Pendurei-o no ombro e guardei a faca na bainha, enquanto andamos pelo estacionamento vazio. As tendas não parecem ter nada de interessante, a não ser um monte de equipamentos médicos já usados. Não me infectei sendo mordido e não pretendo me infectar com uma porra de uma agulha. Passamos reto, indo até o jipe mais próximo.

– Faz o que tu manja. – Zombei, ajoelhando-me ao lado do carro.

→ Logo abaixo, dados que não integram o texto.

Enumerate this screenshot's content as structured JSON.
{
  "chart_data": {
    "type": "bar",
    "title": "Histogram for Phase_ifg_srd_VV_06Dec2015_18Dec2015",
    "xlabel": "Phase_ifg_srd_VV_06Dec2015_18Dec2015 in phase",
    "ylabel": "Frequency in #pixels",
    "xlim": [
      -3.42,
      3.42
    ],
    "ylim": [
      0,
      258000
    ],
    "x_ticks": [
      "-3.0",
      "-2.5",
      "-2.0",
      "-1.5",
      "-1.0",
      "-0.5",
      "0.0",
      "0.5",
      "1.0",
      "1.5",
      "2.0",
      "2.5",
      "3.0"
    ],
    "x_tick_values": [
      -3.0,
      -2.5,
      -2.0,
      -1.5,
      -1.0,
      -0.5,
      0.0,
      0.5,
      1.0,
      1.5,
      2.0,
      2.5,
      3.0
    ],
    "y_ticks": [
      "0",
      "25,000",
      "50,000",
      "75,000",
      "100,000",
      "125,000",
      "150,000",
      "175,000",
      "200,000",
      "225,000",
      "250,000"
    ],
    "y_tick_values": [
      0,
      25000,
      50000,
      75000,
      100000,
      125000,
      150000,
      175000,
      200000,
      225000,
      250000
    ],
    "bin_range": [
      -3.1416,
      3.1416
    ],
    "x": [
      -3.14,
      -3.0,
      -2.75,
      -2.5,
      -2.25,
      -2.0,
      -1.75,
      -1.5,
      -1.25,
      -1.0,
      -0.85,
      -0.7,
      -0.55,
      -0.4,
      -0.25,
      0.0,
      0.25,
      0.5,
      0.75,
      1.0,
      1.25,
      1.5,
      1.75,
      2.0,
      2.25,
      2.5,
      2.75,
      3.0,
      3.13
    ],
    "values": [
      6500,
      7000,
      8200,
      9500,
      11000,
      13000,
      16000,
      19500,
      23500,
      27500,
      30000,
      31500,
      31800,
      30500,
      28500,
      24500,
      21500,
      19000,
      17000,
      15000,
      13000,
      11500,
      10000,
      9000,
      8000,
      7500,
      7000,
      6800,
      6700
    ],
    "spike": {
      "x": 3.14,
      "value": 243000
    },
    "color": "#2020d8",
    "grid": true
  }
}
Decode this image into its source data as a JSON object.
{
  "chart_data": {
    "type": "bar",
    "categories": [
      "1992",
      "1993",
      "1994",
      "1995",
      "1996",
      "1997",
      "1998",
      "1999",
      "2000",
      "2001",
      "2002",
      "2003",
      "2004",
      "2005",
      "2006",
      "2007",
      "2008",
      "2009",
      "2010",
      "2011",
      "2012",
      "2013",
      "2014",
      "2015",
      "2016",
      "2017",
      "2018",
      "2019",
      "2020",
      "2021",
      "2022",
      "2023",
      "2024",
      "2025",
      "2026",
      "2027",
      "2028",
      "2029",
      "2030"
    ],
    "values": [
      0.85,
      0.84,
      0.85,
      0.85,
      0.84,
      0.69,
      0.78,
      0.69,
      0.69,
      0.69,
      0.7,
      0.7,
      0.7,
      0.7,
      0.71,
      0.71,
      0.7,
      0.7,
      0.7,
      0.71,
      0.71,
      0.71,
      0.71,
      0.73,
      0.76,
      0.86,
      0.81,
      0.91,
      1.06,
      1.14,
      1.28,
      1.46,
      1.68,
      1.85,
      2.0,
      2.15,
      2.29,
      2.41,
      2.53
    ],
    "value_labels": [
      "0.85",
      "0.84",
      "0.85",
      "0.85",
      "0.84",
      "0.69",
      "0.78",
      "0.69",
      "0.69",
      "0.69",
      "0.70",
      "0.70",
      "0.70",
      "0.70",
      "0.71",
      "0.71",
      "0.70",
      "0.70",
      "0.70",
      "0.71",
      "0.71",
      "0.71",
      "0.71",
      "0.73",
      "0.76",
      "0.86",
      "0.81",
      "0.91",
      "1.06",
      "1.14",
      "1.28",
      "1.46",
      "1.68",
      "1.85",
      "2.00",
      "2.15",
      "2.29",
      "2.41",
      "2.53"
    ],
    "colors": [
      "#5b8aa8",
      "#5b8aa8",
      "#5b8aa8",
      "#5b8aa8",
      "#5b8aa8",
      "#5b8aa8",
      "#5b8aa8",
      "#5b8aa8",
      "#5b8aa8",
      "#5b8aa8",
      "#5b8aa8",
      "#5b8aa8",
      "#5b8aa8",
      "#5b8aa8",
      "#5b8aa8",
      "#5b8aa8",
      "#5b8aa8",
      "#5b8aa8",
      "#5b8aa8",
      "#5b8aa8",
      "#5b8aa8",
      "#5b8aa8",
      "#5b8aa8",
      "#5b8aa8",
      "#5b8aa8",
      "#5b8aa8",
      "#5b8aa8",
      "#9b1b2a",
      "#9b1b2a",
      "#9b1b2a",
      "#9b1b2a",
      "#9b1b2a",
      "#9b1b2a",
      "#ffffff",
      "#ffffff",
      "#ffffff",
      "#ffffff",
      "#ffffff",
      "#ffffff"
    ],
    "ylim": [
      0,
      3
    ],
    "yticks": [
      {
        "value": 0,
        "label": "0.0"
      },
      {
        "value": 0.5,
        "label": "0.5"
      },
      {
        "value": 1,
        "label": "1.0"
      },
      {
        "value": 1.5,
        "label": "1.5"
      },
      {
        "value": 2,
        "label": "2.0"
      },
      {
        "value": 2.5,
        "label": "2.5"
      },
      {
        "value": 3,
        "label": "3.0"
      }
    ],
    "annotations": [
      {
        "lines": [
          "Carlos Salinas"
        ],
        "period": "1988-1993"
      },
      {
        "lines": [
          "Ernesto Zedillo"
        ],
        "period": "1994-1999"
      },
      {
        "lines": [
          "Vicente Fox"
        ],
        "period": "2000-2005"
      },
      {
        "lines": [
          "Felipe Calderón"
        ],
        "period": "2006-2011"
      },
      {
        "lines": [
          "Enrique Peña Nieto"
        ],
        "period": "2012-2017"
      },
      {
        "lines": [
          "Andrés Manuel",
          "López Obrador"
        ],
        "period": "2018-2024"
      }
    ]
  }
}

William fez uma cara engraçada, fechando os olhos e comprimindo a boca. Ele desamarrou a pequena mangueira e abriu a porta do tanque do jipe, enfiando-a pelo buraco.

– Espero que seja à gasolina essa merda. – Ele comentou, pondo a boca na mangueira.

– China – Eu o interrompi, antes de ele sugar o combustível. – Você vai tirar a gasolina daí pra jogar ela no chão? Cadê o galão pra você guardar?

Ele me olhou, parecendo confuso por um instante. Depois sorriu, levantando-se de forma idiota. Eu comecei a gargalhar.

– Opa. – Ele comentou, tirando a mangueira do tanque.

– Mano, o mundo acabou e você continua lerdo. Meu Deus. – Comentei, lacrimejando.

– Cala a boca aí. Ninguém precisa saber disso. – Ele disse, também rindo.

– Obrigado por esse momento. – Falei sem fôlego.

Um ronco distante nos silenciou. O som, vindo de algo mecânico é baixo, mas parece se aproximar cada vez mais. De imediato demos um passo para trás, sem saber ainda do que se trata.

– Pega o rádio. – William disse, tirando o arco do ombro e preparando nele uma flecha. O som fica cada vez mais alto.

Assim que tirei o Walkie-Talkie do bolso de trás, o rugido ficou extremamente alto, como se um dinossauro metálico estivesse a ponto de invadir o estacionamento da universidade. Assim que apertei o botão para falar ao rádio, o Urutu no qual Marcos deixou o aeroporto avançou pelo portão estourado na entrada do estacionamento.